Coats wrote in his letter to Mac Craig, acting city manager, that "the allegations concern political questions and job performance issues of elected officials. These matters are appropriately resolved by the city's electorate as they do not call into question any criminal statutes or administrative rules."
It was Commissioner Harriet Crozier who proposed at a commission meeting May 15 that the Sheriff's Office investigate the matter in what was obviously a mindless suggestion showing total ignorance of what the sheriff's role is.
One observer opined that perhaps Crozier made her proposal in full knowledge that it was a dead end and this was a good way to kill off the investigation idea.
At the time, people in the know, who were not part of the decision making, said that if any investigation were to be done it would more appropriately be done by the Attorney General's Office.
Craig had nothing to do with the idea of an investigation.

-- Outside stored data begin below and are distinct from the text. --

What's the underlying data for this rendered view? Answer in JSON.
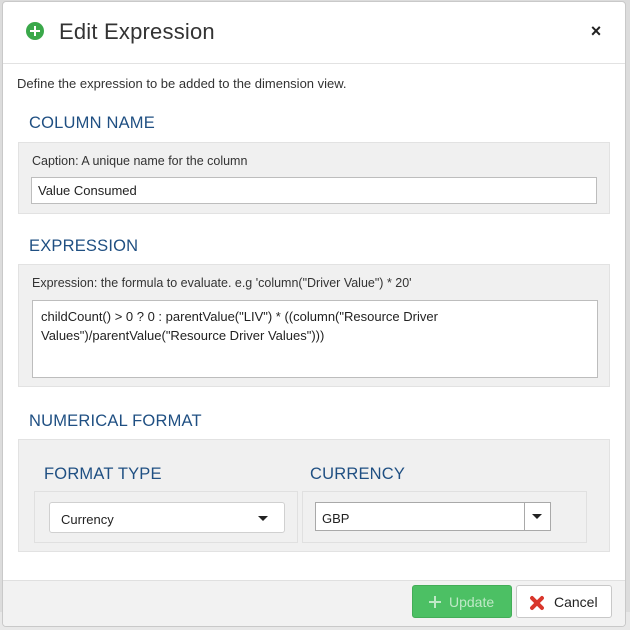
{
  "dialog": {
    "title": "Edit Expression",
    "title_icon": "plus-circle-icon",
    "close_glyph": "×",
    "intro": "Define the expression to be added to the dimension view."
  },
  "column_name": {
    "heading": "COLUMN NAME",
    "caption_label": "Caption: A unique name for the column",
    "caption_value": "Value Consumed"
  },
  "expression": {
    "heading": "EXPRESSION",
    "label": "Expression: the formula to evaluate. e.g 'column(\"Driver Value\") * 20'",
    "value": "childCount() > 0 ? 0 : parentValue(\"LIV\") * ((column(\"Resource Driver Values\")/parentValue(\"Resource Driver Values\")))"
  },
  "numerical_format": {
    "heading": "NUMERICAL FORMAT",
    "format_type": {
      "heading": "FORMAT TYPE",
      "selected": "Currency"
    },
    "currency": {
      "heading": "CURRENCY",
      "selected": "GBP"
    }
  },
  "footer": {
    "update_label": "Update",
    "cancel_label": "Cancel"
  },
  "colors": {
    "heading": "#1f4f82",
    "update_button": "#4cc064",
    "cancel_icon": "#d9362b",
    "title_icon": "#3aa84a"
  }
}
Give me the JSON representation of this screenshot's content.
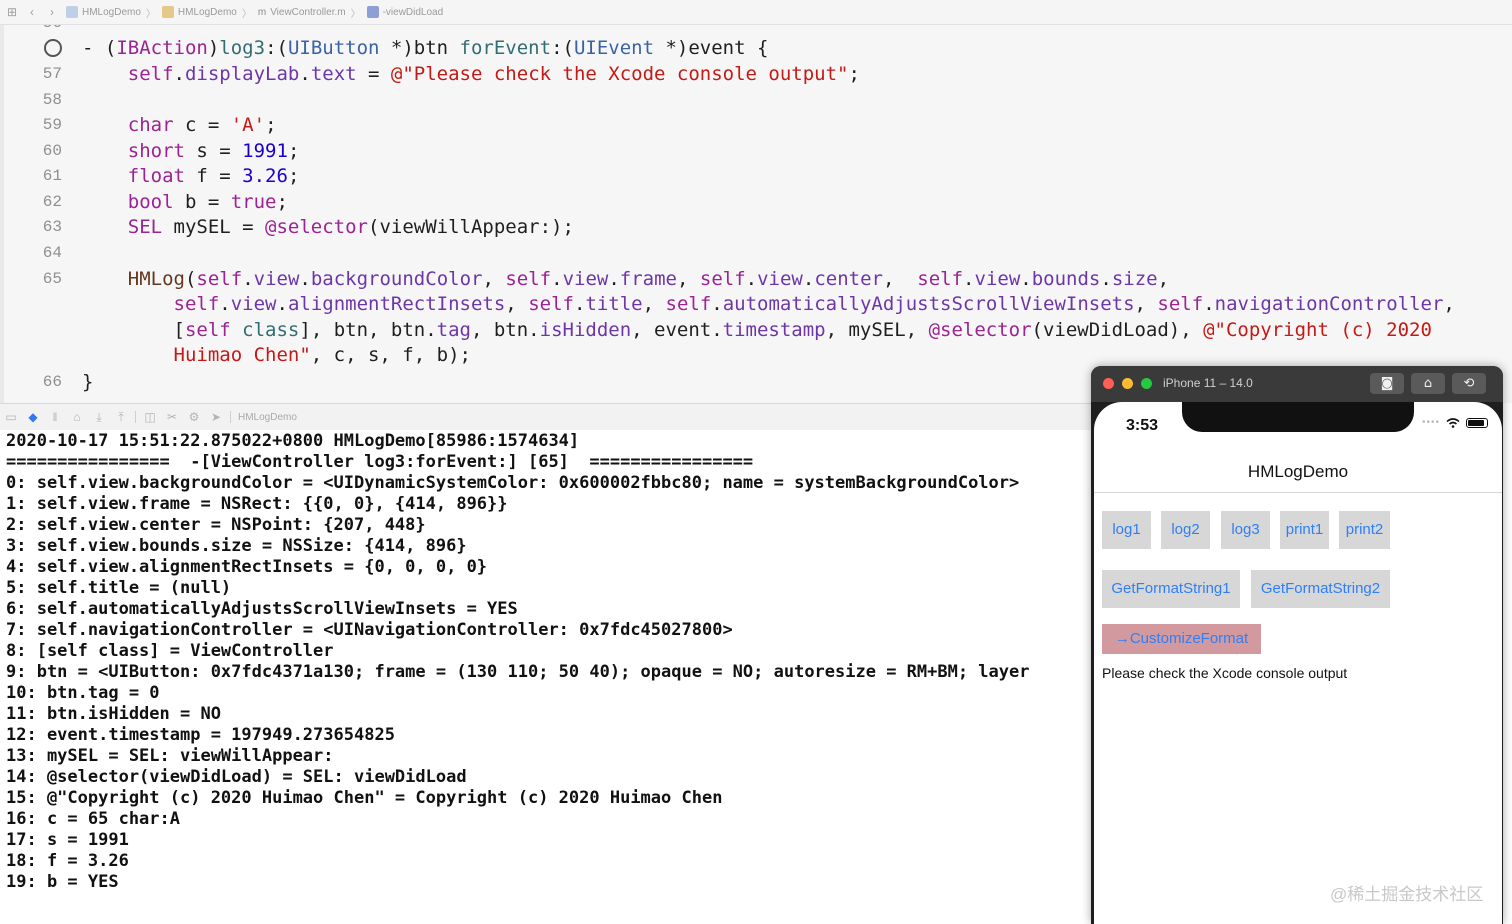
{
  "breadcrumb": [
    "HMLogDemo",
    "HMLogDemo",
    "ViewController.m",
    "-viewDidLoad"
  ],
  "debug_bar": {
    "process": "HMLogDemo"
  },
  "console_lines": [
    "2020-10-17 15:51:22.875022+0800 HMLogDemo[85986:1574634]",
    "================  -[ViewController log3:forEvent:] [65]  ================",
    "0: self.view.backgroundColor = <UIDynamicSystemColor: 0x600002fbbc80; name = systemBackgroundColor>",
    "1: self.view.frame = NSRect: {{0, 0}, {414, 896}}",
    "2: self.view.center = NSPoint: {207, 448}",
    "3: self.view.bounds.size = NSSize: {414, 896}",
    "4: self.view.alignmentRectInsets = {0, 0, 0, 0}",
    "5: self.title = (null)",
    "6: self.automaticallyAdjustsScrollViewInsets = YES",
    "7: self.navigationController = <UINavigationController: 0x7fdc45027800>",
    "8: [self class] = ViewController",
    "9: btn = <UIButton: 0x7fdc4371a130; frame = (130 110; 50 40); opaque = NO; autoresize = RM+BM; layer",
    "10: btn.tag = 0",
    "11: btn.isHidden = NO",
    "12: event.timestamp = 197949.273654825",
    "13: mySEL = SEL: viewWillAppear:",
    "14: @selector(viewDidLoad) = SEL: viewDidLoad",
    "15: @\"Copyright (c) 2020 Huimao Chen\" = Copyright (c) 2020 Huimao Chen",
    "16: c = 65 char:A",
    "17: s = 1991",
    "18: f = 3.26",
    "19: b = YES"
  ],
  "simulator": {
    "device": "iPhone 11 – 14.0",
    "time": "3:53",
    "nav_title": "HMLogDemo",
    "buttons": [
      "log1",
      "log2",
      "log3",
      "print1",
      "print2",
      "GetFormatString1",
      "GetFormatString2",
      "→CustomizeFormat"
    ],
    "output_label": "Please check the Xcode console output"
  },
  "watermark": "@稀土掘金技术社区"
}
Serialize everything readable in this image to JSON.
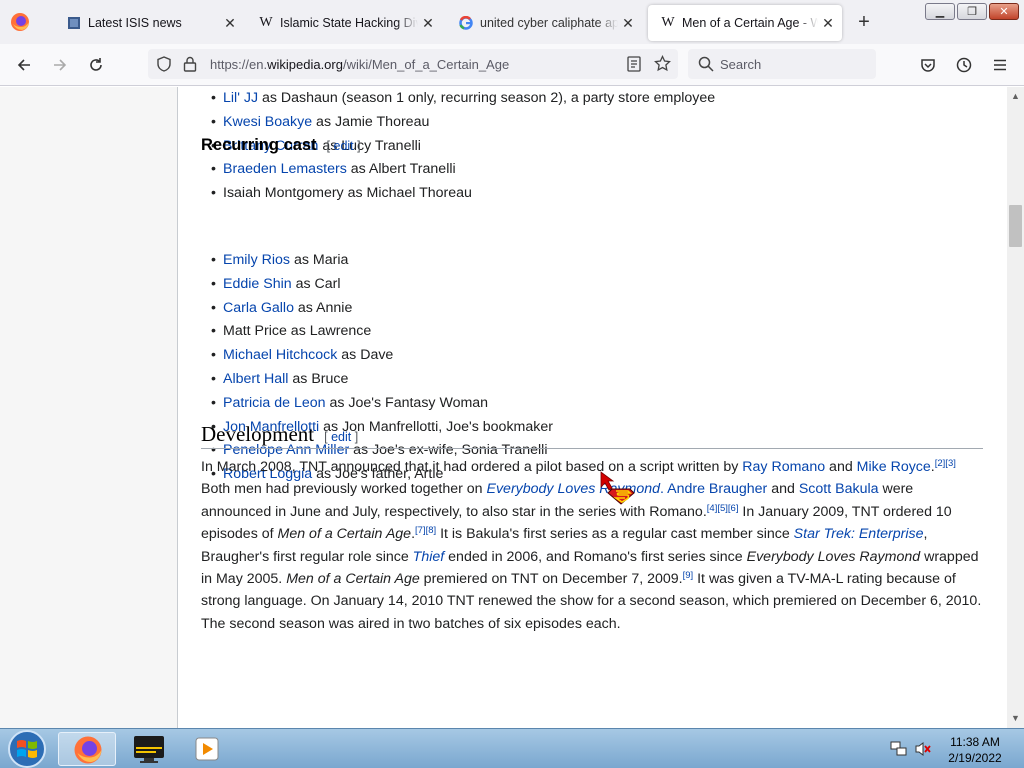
{
  "browser": {
    "tabs": [
      {
        "title": "Latest ISIS news",
        "favicon": "generic-site-icon"
      },
      {
        "title": "Islamic State Hacking Divis",
        "favicon": "wikipedia-icon"
      },
      {
        "title": "united cyber caliphate apt",
        "favicon": "google-icon"
      },
      {
        "title": "Men of a Certain Age - Wik",
        "favicon": "wikipedia-icon",
        "active": true
      }
    ],
    "url_prefix": "https://en.",
    "url_domain": "wikipedia.org",
    "url_path": "/wiki/Men_of_a_Certain_Age",
    "search_placeholder": "Search"
  },
  "article": {
    "main_cast_tail": [
      {
        "link": "Lil' JJ",
        "text": " as Dashaun (season 1 only, recurring season 2), a party store employee"
      },
      {
        "link": "Kwesi Boakye",
        "text": " as Jamie Thoreau"
      },
      {
        "link": "Brittany Curran",
        "text": " as Lucy Tranelli"
      },
      {
        "link": "Braeden Lemasters",
        "text": " as Albert Tranelli"
      },
      {
        "link": "",
        "text": "Isaiah Montgomery as Michael Thoreau"
      }
    ],
    "recurring_heading": "Recurring cast",
    "edit_open": "[ ",
    "edit_label": "edit",
    "edit_close": " ]",
    "recurring_cast": [
      {
        "link": "Emily Rios",
        "text": " as Maria"
      },
      {
        "link": "Eddie Shin",
        "text": " as Carl"
      },
      {
        "link": "Carla Gallo",
        "text": " as Annie"
      },
      {
        "link": "",
        "text": "Matt Price as Lawrence"
      },
      {
        "link": "Michael Hitchcock",
        "text": " as Dave"
      },
      {
        "link": "Albert Hall",
        "text": " as Bruce"
      },
      {
        "link": "Patricia de Leon",
        "text": " as Joe's Fantasy Woman"
      },
      {
        "link": "Jon Manfrellotti",
        "text": " as Jon Manfrellotti, Joe's bookmaker"
      },
      {
        "link": "Penelope Ann Miller",
        "text": " as Joe's ex-wife, Sonia Tranelli"
      },
      {
        "link": "Robert Loggia",
        "text": " as Joe's father, Artie"
      }
    ],
    "development_heading": "Development",
    "development_paragraph": [
      {
        "t": "In March 2008, TNT announced that it had ordered a pilot based on a script written by "
      },
      {
        "t": "Ray Romano",
        "k": "link"
      },
      {
        "t": " and "
      },
      {
        "t": "Mike Royce",
        "k": "link"
      },
      {
        "t": ".",
        "k": "text"
      },
      {
        "t": "[2][3]",
        "k": "sup"
      },
      {
        "t": " Both men had previously worked together on "
      },
      {
        "t": "Everybody Loves Raymond",
        "k": "ilink"
      },
      {
        "t": ". ",
        "k": "link"
      },
      {
        "t": "Andre Braugher",
        "k": "link"
      },
      {
        "t": " and "
      },
      {
        "t": "Scott Bakula",
        "k": "link"
      },
      {
        "t": " were announced in June and July, respectively, to also star in the series with Romano."
      },
      {
        "t": "[4][5][6]",
        "k": "sup"
      },
      {
        "t": " In January 2009, TNT ordered 10 episodes of "
      },
      {
        "t": "Men of a Certain Age",
        "k": "i"
      },
      {
        "t": "."
      },
      {
        "t": "[7][8]",
        "k": "sup"
      },
      {
        "t": " It is Bakula's first series as a regular cast member since "
      },
      {
        "t": "Star Trek: Enterprise",
        "k": "ilink"
      },
      {
        "t": ", Braugher's first regular role since "
      },
      {
        "t": "Thief",
        "k": "ilink"
      },
      {
        "t": " ended in 2006, and Romano's first series since "
      },
      {
        "t": "Everybody Loves Raymond",
        "k": "i"
      },
      {
        "t": " wrapped in May 2005. "
      },
      {
        "t": "Men of a Certain Age",
        "k": "i"
      },
      {
        "t": " premiered on TNT on December 7, 2009."
      },
      {
        "t": "[9]",
        "k": "sup"
      },
      {
        "t": " It was given a TV-MA-L rating because of strong language. On January 14, 2010 TNT renewed the show for a second season, which premiered on December 6, 2010. The second season was aired in two batches of six episodes each."
      }
    ]
  },
  "taskbar": {
    "time": "11:38 AM",
    "date": "2/19/2022"
  },
  "colors": {
    "link": "#0645ad",
    "text": "#202122",
    "taskbar": "#7aa7cf"
  }
}
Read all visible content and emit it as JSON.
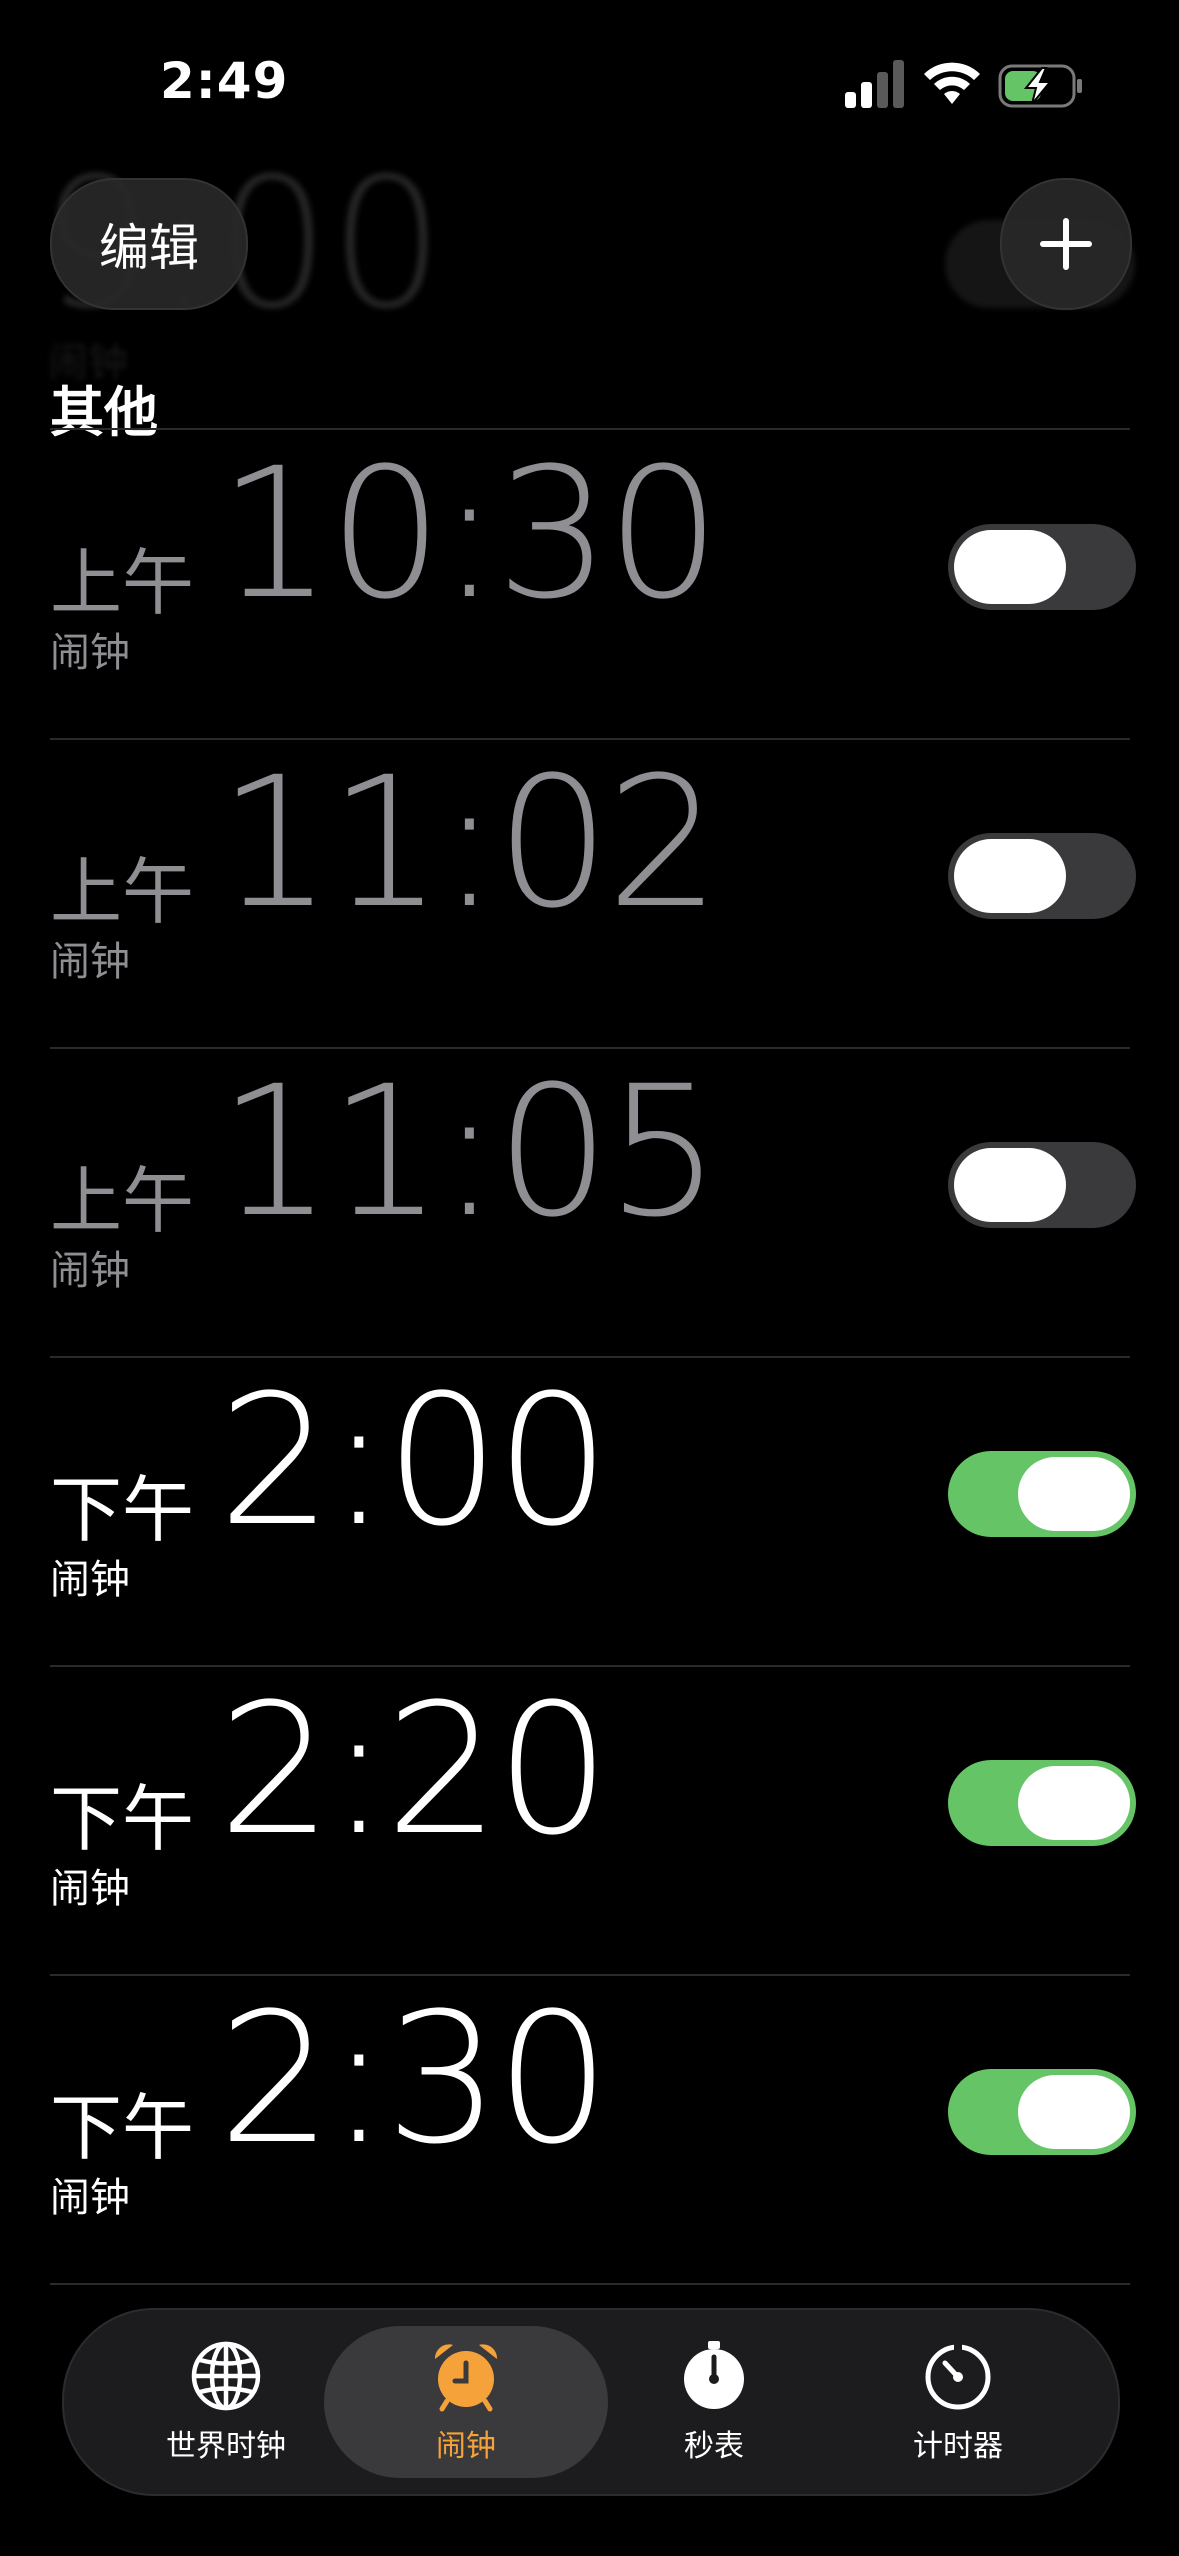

He merely delivered the request to the Sheriff's Office.
The idea of an investigation stemmed from a May 1 petition by citizens that there be a probe into the eight-page document produced by Steve Stanton, former city manager, in which city officials and employees participated.
There is a provision in the city charter that says that any member of the commission having information vital to city business is obligated to report that information to the commission.
Mayor Pat Gerard, according to published reports and testimony that was never denied, was aware as early as January that Stanton had plans to become transgendered; that is, to become a woman (as preposterous as the notion sounds, that was his intention).
Of course, because of the chromosomatic makeup of a human being, no person can actually change his or her gender and become the other gender.
But Stanton's stated intention was "to become a woman" and Gerard was in on it. Also informed was Commissioner Gay Gentry.
Others in the city - the fire chief, the police chief, the Human Resources Director, the city attorney - were advised of Stanton's plans.
But the charter provision refers only to members of the commission having an obligation to report important information.
Gerard has justified her role mainly through silence and open and blatant support of Stanton who was dismissed by Largo and who failed most recently to get hired in Sarasota where he applied all dolled up in female garb.
Gentry explained that she was at loggerheads on what to do. She did not want to bring it up publicly at a meeting, she said, and could not talk privately to fellow commissioners for fear of violating the Sunshine Law.
Of course, Gentry could have sent an e-mail or letter to her colleagues saying something to the effect that "the city manager has important information he needs to share with us."
Apparently that never occurred to her.
The idea of pursuing this investigation now appears to be dead.